# Freiwillige für Homepageprojekt gesucht!



## Lucas-D (23. Juli 2013)

*Freiwillige für Homepageprojekt gesucht!*

Hallo liebe Community von PC Games,
wir haben vor ca. 2 Monaten eine Website gestartet und berichten seitdem über Smartphone, Gaming, und Tech-News.
Das ganze ist "just for fun" also keine Verpflichtung, sondern nur des Spaßes halber.
Wir suchen ganz einfach noch ein wenig Unterstützung bei unserem Projekt und freuen uns über jede Hilfe die wir kriegen können.
Was euch erwartet ist ganz einfach Artikel zu den oben genannten Themen zu schreiben, über die Dinge die gerade passieren oder wozu ihr auch immer Lust habt.
Wir setzen auch Wert auf Teamarbeit und Absprache, also könnt ihr euch super in unser kleines Team integrieren.
Das Alter ist übrigens egal, aber mindestens 14 sollte man sein denke ich.
Also wer Lust hat bei uns mitzumachen schreibt mir eine PN, hier unter den Thread oder eine E-Mail an: lucas.d@yakidoo.de

An die Admins und Moderatoren des Forums:
Das hier ist keine Job-Anzeige sondern damit wollen wir nur sehen ob jemand an einem Freizeit Projekt interessiert ist.
Falls hier so etwas nicht erlaubt ist zu Posten, tut es mir wirklich leid.

Wir freuen uns auf Interessierte!
Gruß
Lucas


----------



## Latenerd (31. Juli 2013)

Hallöchen.
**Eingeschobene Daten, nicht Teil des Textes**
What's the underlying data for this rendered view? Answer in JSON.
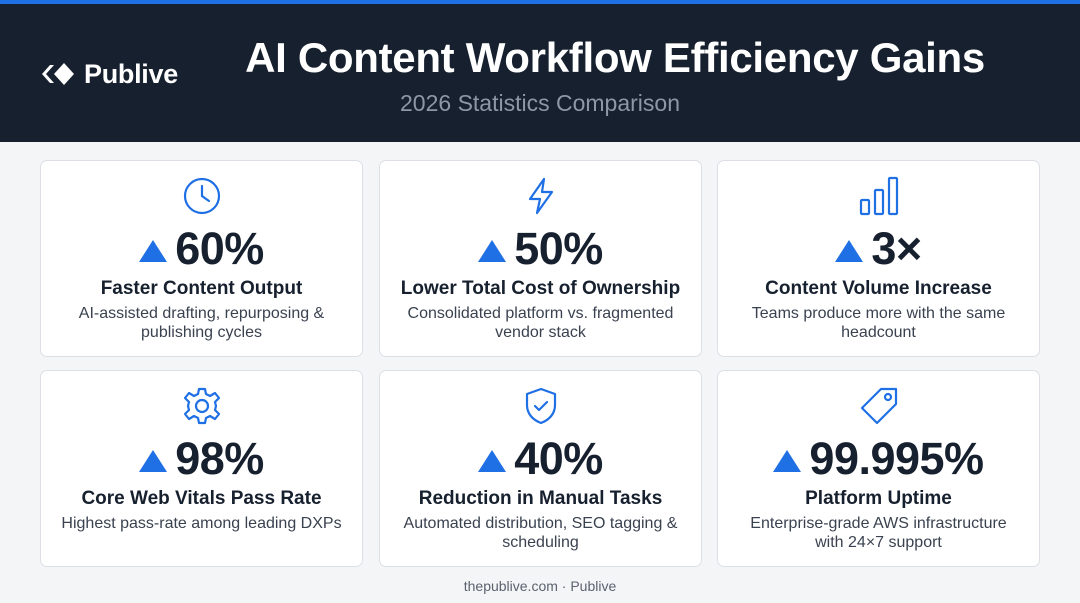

Gibt es denn schon eine Seite?


----------



## Rabowke (31. Juli 2013)

Siehst du doch an seiner E-Mail Adresse ... die Adresse lautet yakidoo[.]de

Das ist die Homepage der zwei Herren.


----------



## Lucas-D (31. Juli 2013)

Ja gibt es, wie Rabowke schon richtig festgestellt hat. Außerdem habe ich oben geschrieben seit 2 Monaten.


----------